Tüm kriz zamanları, birileri için tehdit olurken diğerleri için fırsat oluşturabilir. Bu durum, bireyler ve şirketler için olduğu kadar ülkeler için de geçerlidir. Çin, tedarik zincirinin tam ortasında yer alan dünyanın en büyük üreticisi. Uzun yıllar boyunca bu üretim gücünü kullanarak ithalat fuarları yapıp cari fazlasını dengelemeye çalışacak kadar cesur bir ülke. Fakat pandemi ile hiçbirimizin tahmin edemediği yeni bir dünya düzeni kurulmaya başladı. Özellikle Avrupa, tedarik zincirine yeni ülkeler eklemek için arayışa geçti. En iyi alternatifler olarak iki ülke öne çıktı: Polonya ve Türkiye. Her iki ülkenin de avantajı, genç nüfusu ve kaliteli üretim kabiliyetine sahip oluşu. Makine ve yazılım gibi alanlarda, alternatif ülkelere göre daha avantajlı bir konumdayız. Bu alanlara yoğunlaşırsak Çin’in piyasadan az da olsa uzaklaştığı bir dönemde ciddi ivme yakalayabilir ve kaliteli ürünlerimiz ile büyümeyi sürdürülebilir hale getirebiliriz.

Geçen yıldan bu yana normalleşmeye başlayan uluslararası fuarlar, Çin’in ‘Sıfır Covid-19’ politikası sebebi ile -özellikle Çin’de- sürekli erteleniyor veya düzenlenemiyor. Fuar deyince akla gelen bir ülkenin; etkin fuarlar düzenleyememesi bir yana, üretici ve ziyaretçileri neredeyse hiçbir uluslararası fuara -yine aynı sebeplerle- yeterince katılım gösteremiyor. Bundan dolayı bu fırsatı çok iyi değerlendirip halihazırda güçlü olduğumuz, Avrupa ve Amerika gibi pazarlarda daha fazla güçlenmemiz ve yeni pazarlara açılmamız gerekli. Bize ve ürünlerimizin kalitesine alışan firmalar ve ülkeler, asla vazgeçemeyeceklerdir.

Markalı üretim ve ihracata verilen destekler değerlendirilmeli

Bu noktada üretici ve ihracatçımıza büyük görevler düşüyor. Acilen sektörümüz ile ilgili tüm uluslararası fuarlarda katılımcı olarak yer almamız, hatta farklı alanlarda sponsorluklar ile kendimizi öne çıkartmamız doğru ve etkili bir pazarlama yöntemi olacaktır. Markalı üretim ve ihracat burada önem kazanıyor. Genel ihracat rakamlarına göre, kg başına düşen birim fiyatımız 1.2 dolar seviyelerinde.
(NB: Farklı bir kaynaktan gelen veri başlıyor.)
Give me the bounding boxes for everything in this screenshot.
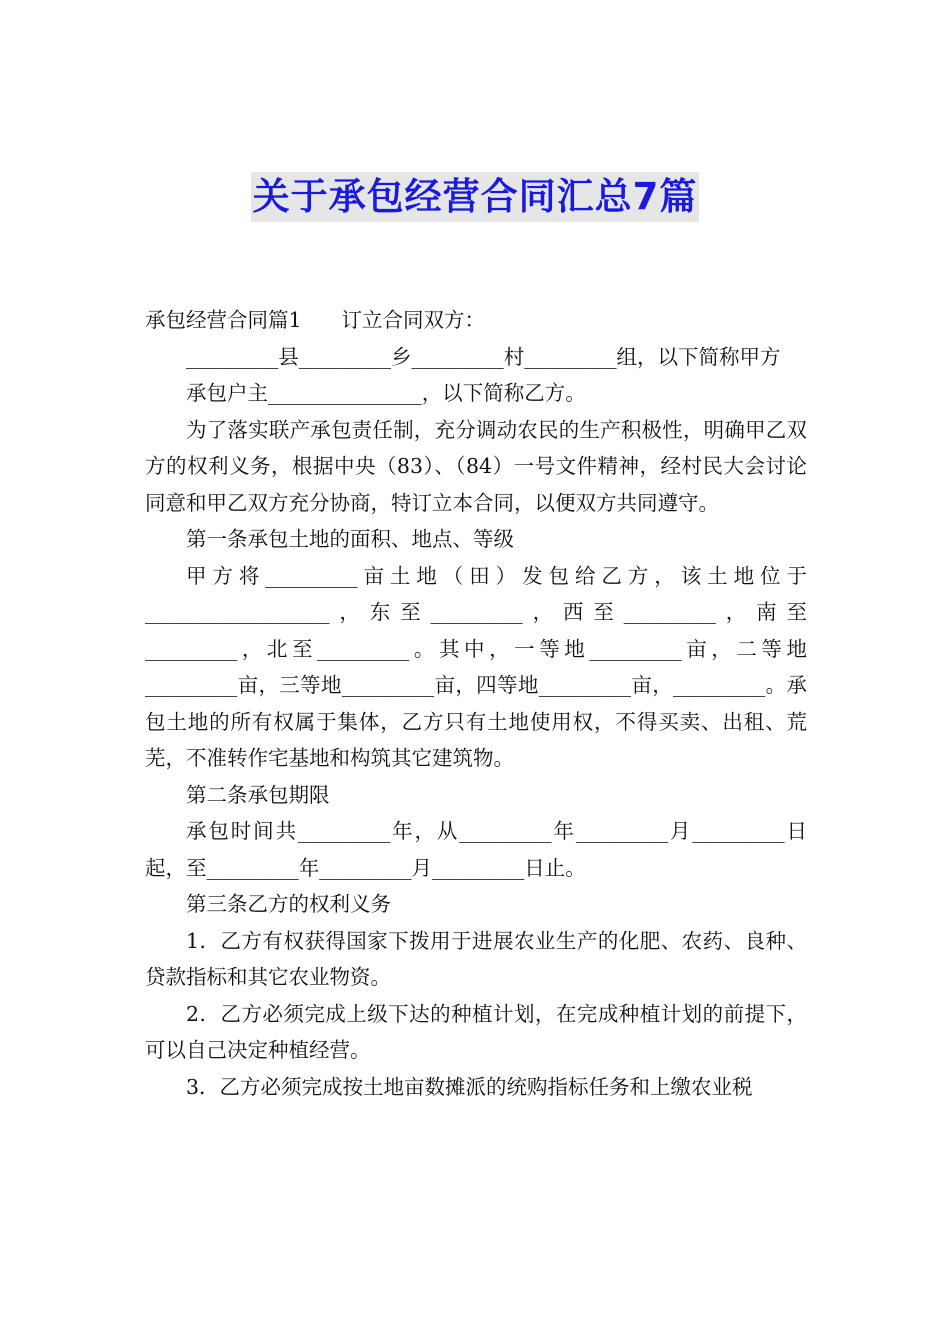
document-body: [145, 302, 807, 1105]
title-container: [0, 172, 950, 222]
article-3-item-3: 3．乙方必须完成按土地亩数摊派的统购指标任务和上缴农业税: [186, 1074, 753, 1099]
parties-heading: 订立合同双方：: [341, 308, 486, 332]
paragraph-preamble: 为了落实联产承包责任制，充分调动农民的生产积极性，明确甲乙双方的权利义务，根据中央（83）、（84）一号文件精神，经村民大会讨论同意和甲乙双方充分协商，特订立本合同，以便双方共同遵守。: [145, 417, 807, 515]
article-1-heading: 第一条承包土地的面积、地点、等级: [186, 527, 514, 551]
paragraph-party-b: 承包户主_______________，以下简称乙方。: [186, 381, 586, 405]
section-heading-line: [145, 302, 807, 339]
article-3-item-2: 2．乙方必须完成上级下达的种植计划，在完成种植计划的前提下，可以自己决定种植经营。: [145, 1001, 807, 1062]
article-2-body: 承包时间共_________年，从_________年_________月_________日起，至_________年_________月_________日止。: [145, 819, 807, 880]
article-1-body: 甲方将_________亩土地（田）发包给乙方，该土地位于__________________，东至_________，西至_________，南至_________，北至_________。其中，一等地_________亩，二等地_________亩，三等地_________亩，四等地_________亩，_________。承包土地的所有权属于集体，乙方只有土地使用权，不得买卖、出租、荒芜，不准转作宅基地和构筑其它建筑物。: [145, 563, 807, 770]
paragraph-party-a: _________县_________乡_________村_________组，以下简称甲方: [186, 344, 781, 369]
document-title: 关于承包经营合同汇总7篇: [251, 172, 700, 222]
article-3-heading: 第三条乙方的权利义务: [186, 892, 391, 916]
article-3-item-1: 1．乙方有权获得国家下拨用于进展农业生产的化肥、农药、良种、贷款指标和其它农业物资。: [145, 928, 807, 989]
section-heading: 承包经营合同篇1: [145, 308, 302, 332]
article-2-heading: 第二条承包期限: [186, 782, 330, 807]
UN Comtrade’in verilerine göre bu rakamlar: Çin’de 2,34 dolar/ kg, Almanya’da 3,78 dolar/kg, yüksek teknoloji ihracatı %20 seviyelerinde olan Polonya’da ise 2,35 dolar/ kg. Tabi ki bahsettiğimiz ülkelerin ‘teknoloji tarafı güçlü’ diyerek kendimizi ikna edebiliriz. Bir de çuvaldızı kendimize batırabilir miyiz, ona bakalım.
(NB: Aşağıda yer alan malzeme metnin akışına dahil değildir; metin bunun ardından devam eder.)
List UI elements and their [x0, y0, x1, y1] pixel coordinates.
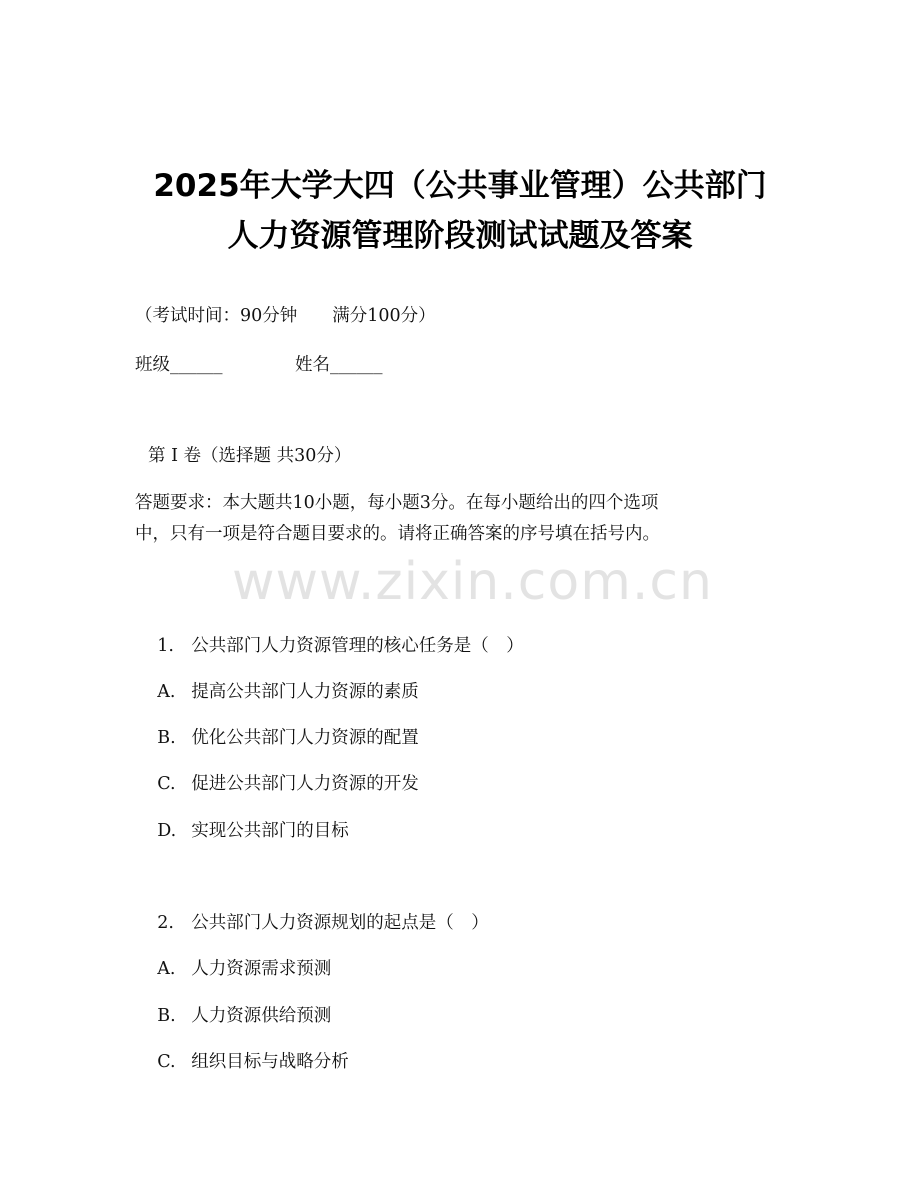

Yalnızca 15 yıl öncesine kadar Polonya’nın yüksek teknoloji ihracatı %3 seviyelerindeydi. Bu oran, bizim ülkemizin şu andaki teknoloji ihracatı seviyesine yakın. Bu da demek oluyor ki, özellikle teknoloji ve markalı ihracat alanında yapılması gereken birkaç adımı doğru planlayabilirsek biz de Polonya gibi kg başına düşen ihracat rakamımızı yükseklere çıkartabiliriz. Markalı ihracatın ülkemizde desteklenmesi için teknoloji alanında iştigal eden firmalara yönelik ‘E-Turquality’ gibi muazzam destek paketleri var. Ayrıca Ticaret Bakanlığımızın ihracatı ve üretimi arttırmaya yönelik birçok farklı desteği var. Bu destekler ve ihtiyaç duyulan bilgilerin çoğuna, kolayihracat.gov.tr ve kolaydestek.gov.tr adreslerinden ulaşabilirsiniz. Bu yolları izlediğimizde dünyanın tedarik merkezine yerleşip kısıtlı zamanda avantajlı olabileceğimiz bir noktaya ulaşmamız, ancak birkaç yılımızı alacaktır.